Natural Gas Power Burn On The Rise This Winter
WASHINGTON–The first month of 2020 was one of the warmest in four decades, yet U.S. power burn reached 34 billion cubic a day on Monday, Jan. 20. That ranked as the second highest single-day consumption total recorded during any winter month, according to the U.S. Energy Information Administration.
Natural gas demand for electricity generation has traditionally been highly seasonal, peaking during the hottest summer months and ebbing during the coldest winter months. However, EIA says natural gas consumption for power generation averaged 28.4 Bcf/d from the start of November to the end of January, representing a 3 Bcf/d (12%) increase compared with the same period last fall and winter.
Figure 1 shows the amount of power burn this winter compared with last winter and the five-year average trend lines. EIA reports that increased consumption in the electric generation markets is being driven by a number of factors, including:
- Nearly 27,500 megawatts of new natural gas-fired capacity added in 2018 and 2019;
- The retirement of 12,387 megawatts of coal-fired generating capacity in 2019 (the third-highest amount of any year since 2010);
- Alleviated gas pipeline congestion;
- Low Henry Hub spot prices; and
- Plentiful storage volumes.
Working gas stocks started the heating season at 3.7 Bcf at the end of October, which was 527 Bcf higher than at the same time in 2018 but the third lowest start-of-winter total since 2009. However, because of the unusually mild weather across virtually all the lower-48, inventory levels at the midpoint of the heating season were at their highest levels since 2015-16.
As shown in Figure 2, average daily wintertime use of natural gas for power generation has been growing over the past decade, jumping from 17 Bcf/d in winter 2010-11 to an estimated 28 Bcf/d this winter despite the unseasonably mild weather. Natural gas usage in the power sector during the winter months is part of a general trend that saw average daily deliveries to power generators increase 14.3% in 2018 to 29 Bcf/d, accounting for 35% of all natural gas consumption that year, EIA points out.
Although some of the drivers behind the high level of power burn this winter are related to the warm weather and the low cost of supply, a separate study conducted by EIA suggests that using natural gas to generate electricity has long-term economic advantages Modeling the estimated cost of electricity for new generation facilities entering service in 2023, EIA found that only hydroelectric and geothermal had a lower total cost than advanced combined-cycle gas plants, even when targeted tax credits for renewables were included.

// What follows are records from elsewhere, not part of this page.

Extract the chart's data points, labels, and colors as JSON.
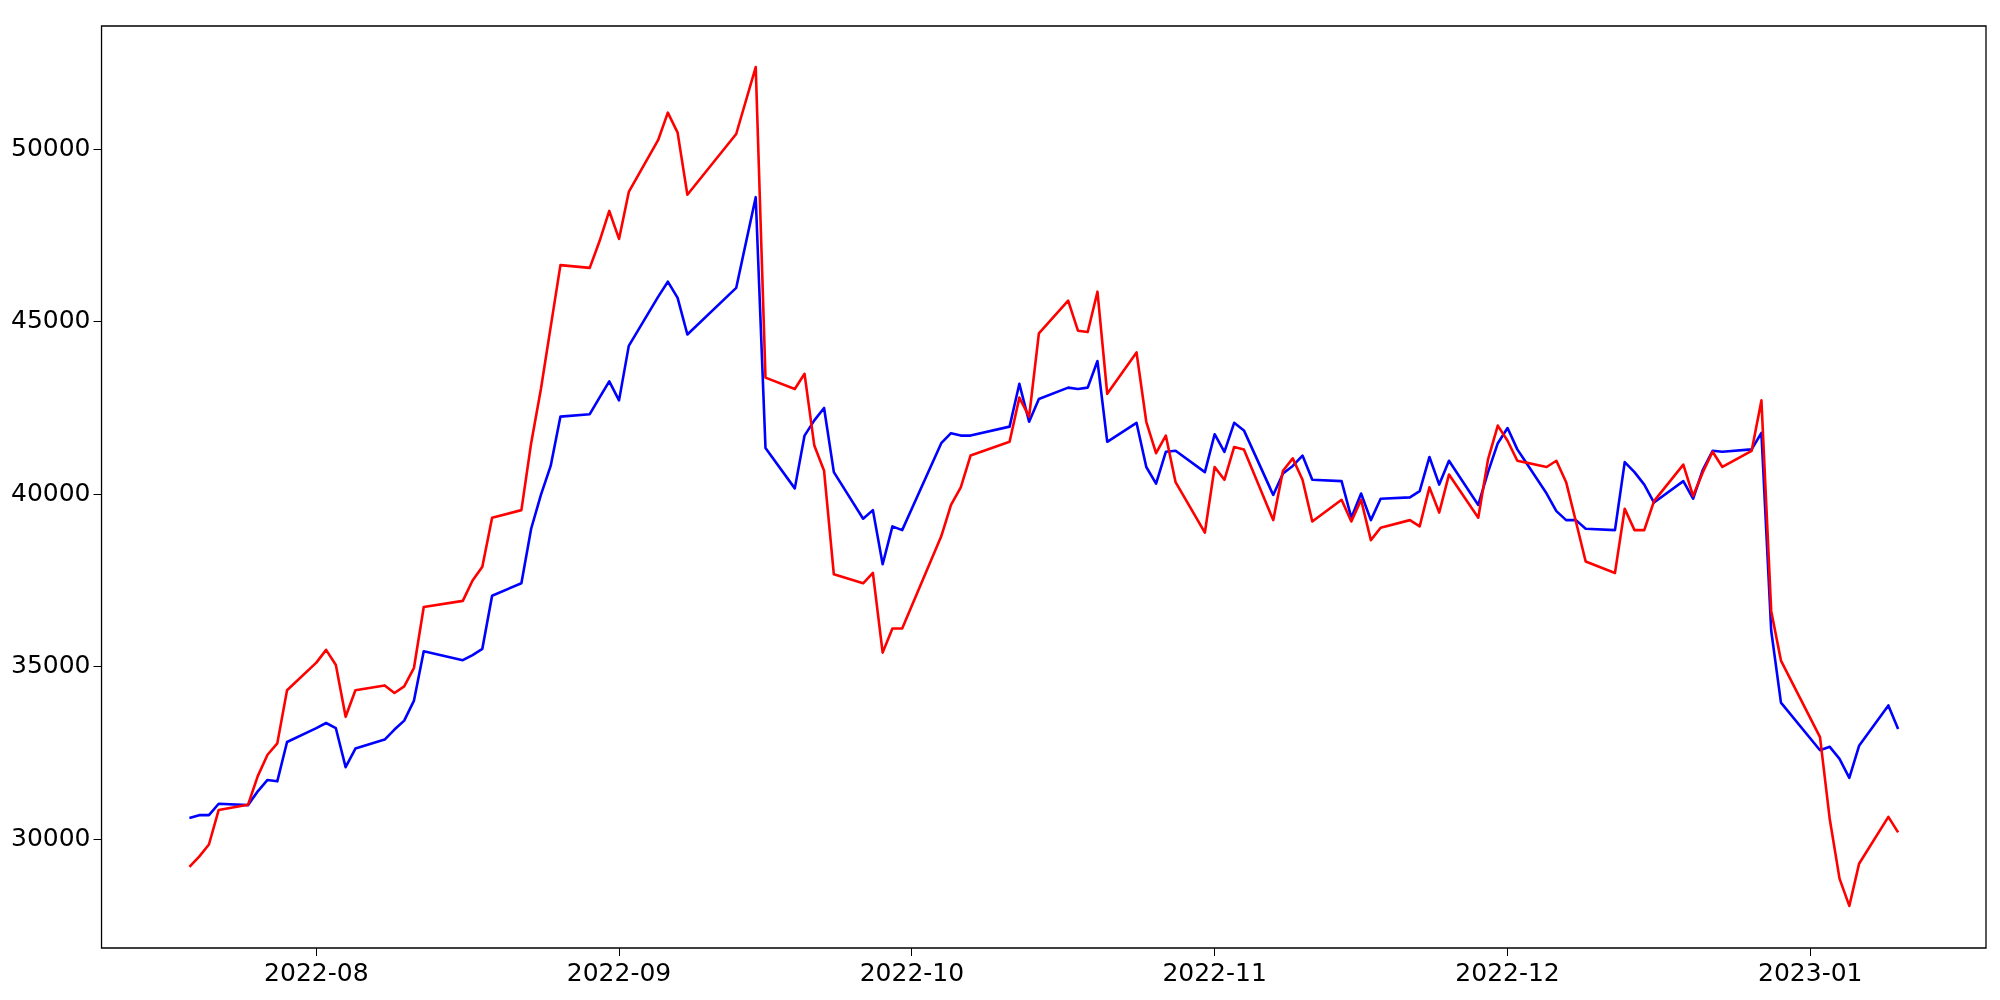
{
  "chart_data": {
    "type": "line",
    "x": [
      "2022-07-19",
      "2022-07-20",
      "2022-07-21",
      "2022-07-22",
      "2022-07-25",
      "2022-07-26",
      "2022-07-27",
      "2022-07-28",
      "2022-07-29",
      "2022-08-01",
      "2022-08-02",
      "2022-08-03",
      "2022-08-04",
      "2022-08-05",
      "2022-08-08",
      "2022-08-09",
      "2022-08-10",
      "2022-08-11",
      "2022-08-12",
      "2022-08-16",
      "2022-08-17",
      "2022-08-18",
      "2022-08-19",
      "2022-08-22",
      "2022-08-23",
      "2022-08-24",
      "2022-08-25",
      "2022-08-26",
      "2022-08-29",
      "2022-08-30",
      "2022-08-31",
      "2022-09-01",
      "2022-09-02",
      "2022-09-05",
      "2022-09-06",
      "2022-09-07",
      "2022-09-08",
      "2022-09-13",
      "2022-09-15",
      "2022-09-16",
      "2022-09-19",
      "2022-09-20",
      "2022-09-21",
      "2022-09-22",
      "2022-09-23",
      "2022-09-26",
      "2022-09-27",
      "2022-09-28",
      "2022-09-29",
      "2022-09-30",
      "2022-10-04",
      "2022-10-05",
      "2022-10-06",
      "2022-10-07",
      "2022-10-11",
      "2022-10-12",
      "2022-10-13",
      "2022-10-14",
      "2022-10-17",
      "2022-10-18",
      "2022-10-19",
      "2022-10-20",
      "2022-10-21",
      "2022-10-24",
      "2022-10-25",
      "2022-10-26",
      "2022-10-27",
      "2022-10-28",
      "2022-10-31",
      "2022-11-01",
      "2022-11-02",
      "2022-11-03",
      "2022-11-04",
      "2022-11-07",
      "2022-11-08",
      "2022-11-09",
      "2022-11-10",
      "2022-11-11",
      "2022-11-14",
      "2022-11-15",
      "2022-11-16",
      "2022-11-17",
      "2022-11-18",
      "2022-11-21",
      "2022-11-22",
      "2022-11-23",
      "2022-11-24",
      "2022-11-25",
      "2022-11-28",
      "2022-11-29",
      "2022-11-30",
      "2022-12-01",
      "2022-12-02",
      "2022-12-05",
      "2022-12-06",
      "2022-12-07",
      "2022-12-08",
      "2022-12-09",
      "2022-12-12",
      "2022-12-13",
      "2022-12-14",
      "2022-12-15",
      "2022-12-16",
      "2022-12-19",
      "2022-12-20",
      "2022-12-21",
      "2022-12-22",
      "2022-12-23",
      "2022-12-26",
      "2022-12-27",
      "2022-12-28",
      "2022-12-29",
      "2023-01-02",
      "2023-01-03",
      "2023-01-04",
      "2023-01-05",
      "2023-01-06",
      "2023-01-09",
      "2023-01-10"
    ],
    "series": [
      {
        "color": "#ff0000",
        "values": [
          29200,
          29500,
          29850,
          30850,
          31000,
          31830,
          32450,
          32780,
          34320,
          35120,
          35490,
          35050,
          33550,
          34320,
          34460,
          34240,
          34430,
          34970,
          36730,
          36910,
          37500,
          37900,
          39320,
          39540,
          41480,
          43050,
          44850,
          46640,
          46560,
          47330,
          48210,
          47400,
          48760,
          50260,
          51060,
          50480,
          48680,
          50440,
          52380,
          43380,
          43050,
          43490,
          41410,
          40680,
          37680,
          37420,
          37720,
          35410,
          36110,
          36110,
          38780,
          39690,
          40200,
          41120,
          41520,
          42800,
          42250,
          44660,
          45610,
          44740,
          44700,
          45870,
          42910,
          44110,
          42100,
          41190,
          41700,
          40350,
          38890,
          40790,
          40420,
          41370,
          41300,
          39250,
          40680,
          41040,
          40420,
          39210,
          39840,
          39210,
          39840,
          38670,
          39030,
          39250,
          39070,
          40200,
          39470,
          40570,
          39320,
          41010,
          41990,
          41550,
          40970,
          40790,
          40970,
          40350,
          39210,
          38050,
          37720,
          39580,
          38960,
          38960,
          39800,
          40860,
          39950,
          40640,
          41230,
          40790,
          41260,
          42720,
          36620,
          35180,
          32960,
          30580,
          28860,
          28070,
          29290,
          30650,
          30200
        ]
      },
      {
        "color": "#0000ff",
        "values": [
          30620,
          30700,
          30700,
          31030,
          30990,
          31390,
          31720,
          31680,
          32820,
          33220,
          33370,
          33220,
          32090,
          32630,
          32890,
          33180,
          33440,
          34020,
          35450,
          35190,
          35340,
          35520,
          37060,
          37420,
          39000,
          39980,
          40820,
          42250,
          42320,
          42800,
          43270,
          42720,
          44300,
          45720,
          46160,
          45690,
          44630,
          45980,
          48610,
          41340,
          40170,
          41700,
          42140,
          42500,
          40640,
          39290,
          39540,
          37970,
          39070,
          38960,
          41480,
          41770,
          41700,
          41700,
          41960,
          43200,
          42100,
          42760,
          43090,
          43050,
          43090,
          43860,
          41520,
          42070,
          40790,
          40310,
          41230,
          41260,
          40640,
          41740,
          41230,
          42070,
          41850,
          39980,
          40600,
          40820,
          41120,
          40420,
          40380,
          39320,
          40020,
          39250,
          39870,
          39910,
          40090,
          41080,
          40280,
          40970,
          39690,
          40640,
          41480,
          41920,
          41300,
          40020,
          39510,
          39250,
          39250,
          39000,
          38960,
          40930,
          40640,
          40280,
          39760,
          40380,
          39870,
          40710,
          41260,
          41230,
          41300,
          41780,
          36050,
          33960,
          32580,
          32680,
          32330,
          31780,
          32710,
          33880,
          33200
        ]
      }
    ],
    "xlim": [
      "2022-07-10",
      "2023-01-19"
    ],
    "xticks": [
      {
        "value": "2022-08-01",
        "label": "2022-08"
      },
      {
        "value": "2022-09-01",
        "label": "2022-09"
      },
      {
        "value": "2022-10-01",
        "label": "2022-10"
      },
      {
        "value": "2022-11-01",
        "label": "2022-11"
      },
      {
        "value": "2022-12-01",
        "label": "2022-12"
      },
      {
        "value": "2023-01-01",
        "label": "2023-01"
      }
    ],
    "ylim": [
      26850,
      53570
    ],
    "yticks": [
      30000,
      35000,
      40000,
      45000,
      50000
    ],
    "grid": false,
    "legend": false,
    "marker": "none",
    "line_style": "solid"
  }
}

In its January Natural Gas Monthly report, EIA says dry natural gas production in November increased year over year for the 31st consecutive month to 96.5 Bcf/d, setting a new record daily rate. November’s output was 7.4 Bcf/d higher than the 89.2 Bcf/d of dry gas produced in November 2018.
Meantime, natural gas consumption in November averaged 89.9 Bcf/d, down slightly from the 90.3 Bcf/d consumed one year earlier. Despite the year-over-year slide attributed to mild weather, however, consumption in November still ranked as the second highest for the month since EIA began using new definitions for consuming sectors in 2001.

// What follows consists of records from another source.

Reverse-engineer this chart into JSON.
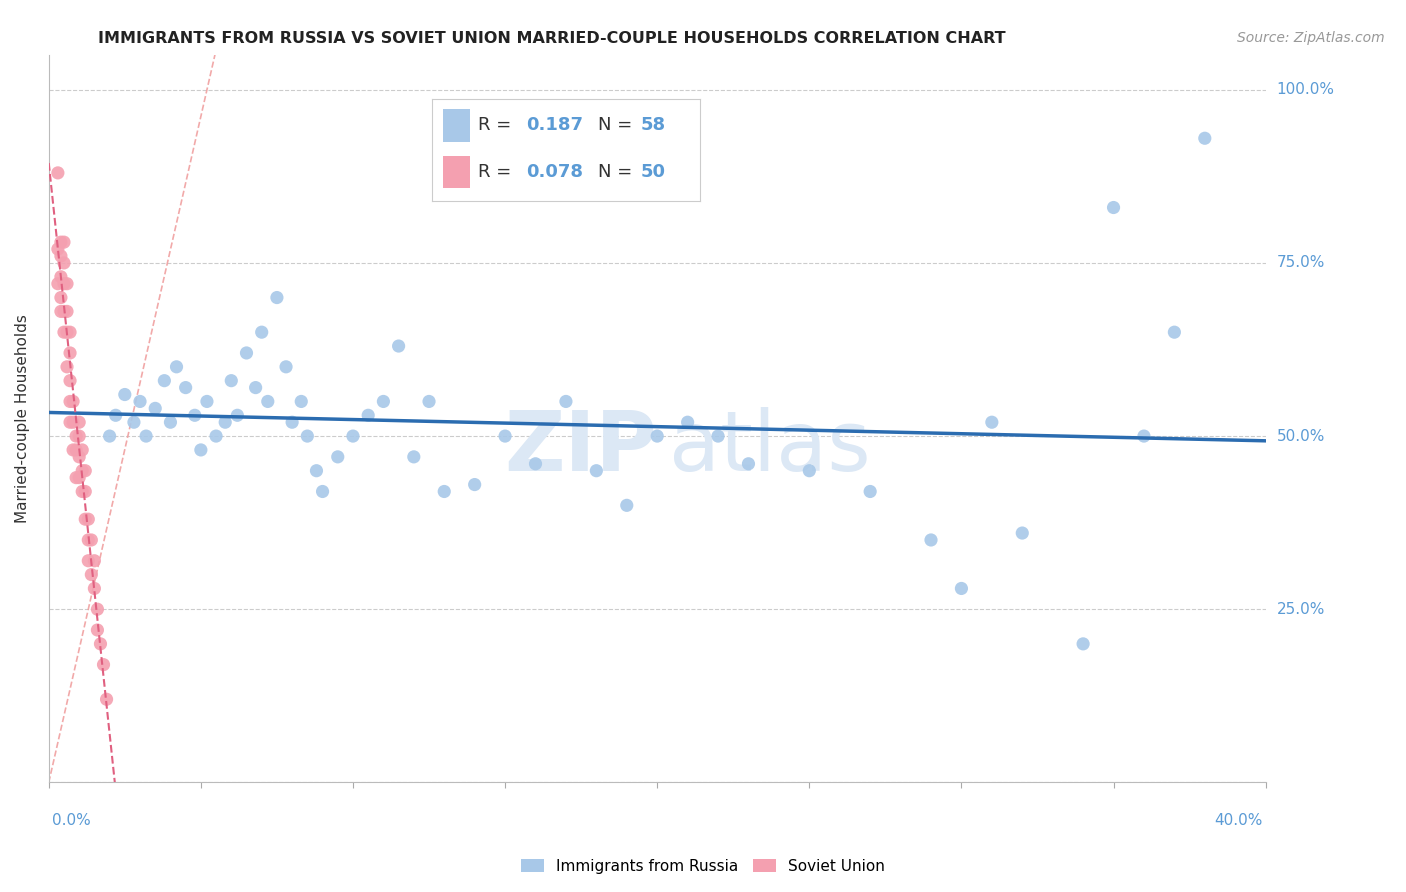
{
  "title": "IMMIGRANTS FROM RUSSIA VS SOVIET UNION MARRIED-COUPLE HOUSEHOLDS CORRELATION CHART",
  "source": "Source: ZipAtlas.com",
  "ylabel": "Married-couple Households",
  "xmin": 0.0,
  "xmax": 0.4,
  "ymin": 0.0,
  "ymax": 1.05,
  "blue_color": "#a8c8e8",
  "blue_line_color": "#2b6cb0",
  "pink_color": "#f4a0b0",
  "pink_line_color": "#e06080",
  "diag_color": "#f0a0a0",
  "ytick_vals": [
    0.0,
    0.25,
    0.5,
    0.75,
    1.0
  ],
  "ytick_labels": [
    "",
    "25.0%",
    "50.0%",
    "75.0%",
    "100.0%"
  ],
  "axis_label_color": "#5b9bd5",
  "russia_x": [
    0.02,
    0.022,
    0.025,
    0.028,
    0.03,
    0.032,
    0.035,
    0.038,
    0.04,
    0.042,
    0.045,
    0.048,
    0.05,
    0.052,
    0.055,
    0.058,
    0.06,
    0.062,
    0.065,
    0.068,
    0.07,
    0.072,
    0.075,
    0.078,
    0.08,
    0.083,
    0.085,
    0.088,
    0.09,
    0.095,
    0.1,
    0.105,
    0.11,
    0.115,
    0.12,
    0.125,
    0.13,
    0.14,
    0.15,
    0.16,
    0.17,
    0.18,
    0.19,
    0.2,
    0.21,
    0.22,
    0.23,
    0.25,
    0.27,
    0.29,
    0.3,
    0.31,
    0.32,
    0.34,
    0.35,
    0.36,
    0.37,
    0.38
  ],
  "russia_y": [
    0.5,
    0.53,
    0.56,
    0.52,
    0.55,
    0.5,
    0.54,
    0.58,
    0.52,
    0.6,
    0.57,
    0.53,
    0.48,
    0.55,
    0.5,
    0.52,
    0.58,
    0.53,
    0.62,
    0.57,
    0.65,
    0.55,
    0.7,
    0.6,
    0.52,
    0.55,
    0.5,
    0.45,
    0.42,
    0.47,
    0.5,
    0.53,
    0.55,
    0.63,
    0.47,
    0.55,
    0.42,
    0.43,
    0.5,
    0.46,
    0.55,
    0.45,
    0.4,
    0.5,
    0.52,
    0.5,
    0.46,
    0.45,
    0.42,
    0.35,
    0.28,
    0.52,
    0.36,
    0.2,
    0.83,
    0.5,
    0.65,
    0.93
  ],
  "soviet_x": [
    0.003,
    0.003,
    0.003,
    0.004,
    0.004,
    0.004,
    0.004,
    0.004,
    0.005,
    0.005,
    0.005,
    0.005,
    0.005,
    0.006,
    0.006,
    0.006,
    0.006,
    0.007,
    0.007,
    0.007,
    0.007,
    0.007,
    0.008,
    0.008,
    0.008,
    0.009,
    0.009,
    0.009,
    0.01,
    0.01,
    0.01,
    0.01,
    0.011,
    0.011,
    0.011,
    0.012,
    0.012,
    0.012,
    0.013,
    0.013,
    0.013,
    0.014,
    0.014,
    0.015,
    0.015,
    0.016,
    0.016,
    0.017,
    0.018,
    0.019
  ],
  "soviet_y": [
    0.88,
    0.77,
    0.72,
    0.78,
    0.76,
    0.73,
    0.7,
    0.68,
    0.78,
    0.75,
    0.72,
    0.68,
    0.65,
    0.72,
    0.68,
    0.65,
    0.6,
    0.65,
    0.62,
    0.58,
    0.55,
    0.52,
    0.55,
    0.52,
    0.48,
    0.5,
    0.48,
    0.44,
    0.52,
    0.5,
    0.47,
    0.44,
    0.48,
    0.45,
    0.42,
    0.45,
    0.42,
    0.38,
    0.38,
    0.35,
    0.32,
    0.35,
    0.3,
    0.32,
    0.28,
    0.25,
    0.22,
    0.2,
    0.17,
    0.12
  ],
  "watermark_zip_color": "#dce8f5",
  "watermark_atlas_color": "#dce8f5"
}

Given the warm temperatures, residential deliveries of dry gas declined 9% in November, and commercial deliveries slipped 6.2% on a year-over-year basis. However, electric power deliveries were up 7.6% to 27.4 Bcf/d, which was the highest for any November on record. Total gas exports also shot up 30.2% compared with November 2018, averaging an all-time high 14.7 Bcf/d.
Liquefied natural gas continued to drive export growth, EIA notes, with LNG exports in November up by a whopping 75.9% compared with November 2018. In total, the United States exported 6.3 Bcf/d of LNG to 22 countries.
In a report issued on Feb. 3, EIA charted U.S. oil and gas production versus the total number of producing wells. The agency found that increased production in 2018 despite a decline in the absolute number of wells reflected advancements in technology, particularly improvements in drilling and hydraulic fracturing techniques.
Wells classified as “nonhorizontal” in the report decreased 10% from 935,000 in 2014 to 842,000 in 2018. Horizontal wells grew from 99,000 in 2014 (10% of the U.S. total producing well count) to 140,000 in 2018 (14% of total producing wells). While only 1% of vertical wells produced at least 100 bbl/d of oil in 2018, 32% of horizontal wells produced more than 100 bbl/d.
In the report, EIA grouped wells into 26 production volume brackets, ranging from less than one barrel of oil equivalent per day to more than 12,800 boe/d. Most U.S. oil and natural gas production comes from wells producing between 50 and 1,600 boe/d. In 2018, wells within this range accounted for 9% of all active wells, but generated 66% of total crude oil and 62% of total natural gas production.